State asset privatisation
While the state would remain a major shareholder in Transnet, South African Airways, electricity supplier Eskom and weapons manufacturer Denel, it was looking for investors, Erwin said.
For example, joint investment schemes were currently being established between Transnet and large iron ore mines in the Northern Cape, and between Eskom and independent power producers.
The government recently announced five-year investment plans for state-owned enterprises in energy and logistics, and was looking to these sectors to attract foreign investment and boost economic growth, the minister said.
While the ideas of selling Eskom or Transnet to the private sector made no economic sense, Erwin said, "[the idea of] bringing in private cash does".
It is estimated that R107-billion will be needed between 2005 and 2009 to meet the country's growing energy needs.

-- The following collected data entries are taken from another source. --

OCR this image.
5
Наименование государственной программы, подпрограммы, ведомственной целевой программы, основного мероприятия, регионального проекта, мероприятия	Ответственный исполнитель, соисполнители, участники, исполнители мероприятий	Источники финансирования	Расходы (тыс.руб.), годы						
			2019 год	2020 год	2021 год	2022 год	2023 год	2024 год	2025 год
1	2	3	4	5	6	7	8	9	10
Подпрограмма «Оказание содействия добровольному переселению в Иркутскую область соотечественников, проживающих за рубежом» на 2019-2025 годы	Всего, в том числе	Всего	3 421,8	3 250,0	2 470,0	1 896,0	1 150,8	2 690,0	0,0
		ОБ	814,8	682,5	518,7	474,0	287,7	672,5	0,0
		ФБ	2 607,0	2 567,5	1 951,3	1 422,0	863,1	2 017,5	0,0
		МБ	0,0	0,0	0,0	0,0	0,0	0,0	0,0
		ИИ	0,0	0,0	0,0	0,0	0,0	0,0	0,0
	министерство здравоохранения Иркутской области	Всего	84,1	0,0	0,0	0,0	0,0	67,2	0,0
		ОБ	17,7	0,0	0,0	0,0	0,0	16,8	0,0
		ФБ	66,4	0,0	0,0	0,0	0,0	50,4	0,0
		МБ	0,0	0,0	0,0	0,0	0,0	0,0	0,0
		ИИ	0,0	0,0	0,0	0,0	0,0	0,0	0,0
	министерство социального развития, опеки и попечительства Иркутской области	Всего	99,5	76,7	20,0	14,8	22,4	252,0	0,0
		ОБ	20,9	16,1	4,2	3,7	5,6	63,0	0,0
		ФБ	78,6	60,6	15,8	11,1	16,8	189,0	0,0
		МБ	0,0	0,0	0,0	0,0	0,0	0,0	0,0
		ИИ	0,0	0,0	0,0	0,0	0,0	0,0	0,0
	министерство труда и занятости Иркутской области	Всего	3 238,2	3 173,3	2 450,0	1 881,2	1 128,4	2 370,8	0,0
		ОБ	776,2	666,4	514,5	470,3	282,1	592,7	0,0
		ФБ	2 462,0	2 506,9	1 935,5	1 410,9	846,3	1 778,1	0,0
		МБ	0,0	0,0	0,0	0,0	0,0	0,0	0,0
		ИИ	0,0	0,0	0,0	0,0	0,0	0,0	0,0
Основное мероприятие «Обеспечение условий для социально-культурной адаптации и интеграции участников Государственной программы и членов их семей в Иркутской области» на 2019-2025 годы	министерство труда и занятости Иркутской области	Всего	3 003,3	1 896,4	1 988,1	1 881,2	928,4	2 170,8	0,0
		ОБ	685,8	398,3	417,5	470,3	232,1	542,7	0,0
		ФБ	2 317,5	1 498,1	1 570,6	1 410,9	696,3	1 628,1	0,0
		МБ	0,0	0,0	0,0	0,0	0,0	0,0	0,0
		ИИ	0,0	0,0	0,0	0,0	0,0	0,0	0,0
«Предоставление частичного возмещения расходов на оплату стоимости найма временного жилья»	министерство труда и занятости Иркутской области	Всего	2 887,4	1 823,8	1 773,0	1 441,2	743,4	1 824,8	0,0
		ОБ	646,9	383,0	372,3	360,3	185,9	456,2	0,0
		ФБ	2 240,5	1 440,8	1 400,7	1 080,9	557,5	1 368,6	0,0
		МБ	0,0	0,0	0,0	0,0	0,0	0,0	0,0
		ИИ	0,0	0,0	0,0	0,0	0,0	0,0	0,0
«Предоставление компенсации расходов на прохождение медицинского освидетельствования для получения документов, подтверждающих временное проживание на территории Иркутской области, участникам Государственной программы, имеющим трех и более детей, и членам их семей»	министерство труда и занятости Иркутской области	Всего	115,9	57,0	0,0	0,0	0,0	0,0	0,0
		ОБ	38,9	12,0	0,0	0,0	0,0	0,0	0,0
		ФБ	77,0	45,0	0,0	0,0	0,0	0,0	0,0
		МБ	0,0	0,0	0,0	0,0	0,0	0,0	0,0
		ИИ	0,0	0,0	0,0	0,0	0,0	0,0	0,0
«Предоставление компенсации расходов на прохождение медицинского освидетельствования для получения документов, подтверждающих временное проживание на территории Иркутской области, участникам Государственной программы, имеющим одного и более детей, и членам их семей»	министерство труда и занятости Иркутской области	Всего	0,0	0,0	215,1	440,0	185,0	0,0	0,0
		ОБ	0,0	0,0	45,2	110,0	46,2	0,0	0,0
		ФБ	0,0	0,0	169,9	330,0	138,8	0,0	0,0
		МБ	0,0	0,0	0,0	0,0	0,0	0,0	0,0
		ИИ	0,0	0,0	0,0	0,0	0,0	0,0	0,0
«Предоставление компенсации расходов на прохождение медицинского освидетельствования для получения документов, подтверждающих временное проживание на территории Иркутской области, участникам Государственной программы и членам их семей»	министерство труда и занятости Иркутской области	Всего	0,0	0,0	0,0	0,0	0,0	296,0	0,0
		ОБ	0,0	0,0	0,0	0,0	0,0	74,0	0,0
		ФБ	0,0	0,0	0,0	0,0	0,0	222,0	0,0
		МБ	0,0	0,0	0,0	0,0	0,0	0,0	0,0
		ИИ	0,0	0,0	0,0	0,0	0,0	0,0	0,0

Eskom plans to invest R84-billion over the next five years, with the balance of R23-billion reserved for independent power producers.
The government would not be seeking a strategic equity partner for South African Airways, however, though it would consider other possibilities. "We have had experience with equity partners, but it's not the right time in the global airline industry", the minister said.
At the same time, Erwin was upbeat on the airline's future. SAA is in the process of being separated from Transnet's balance sheets - this should be finalised by 2006 - and he was expecting SAA to make good progress this year, the minister said.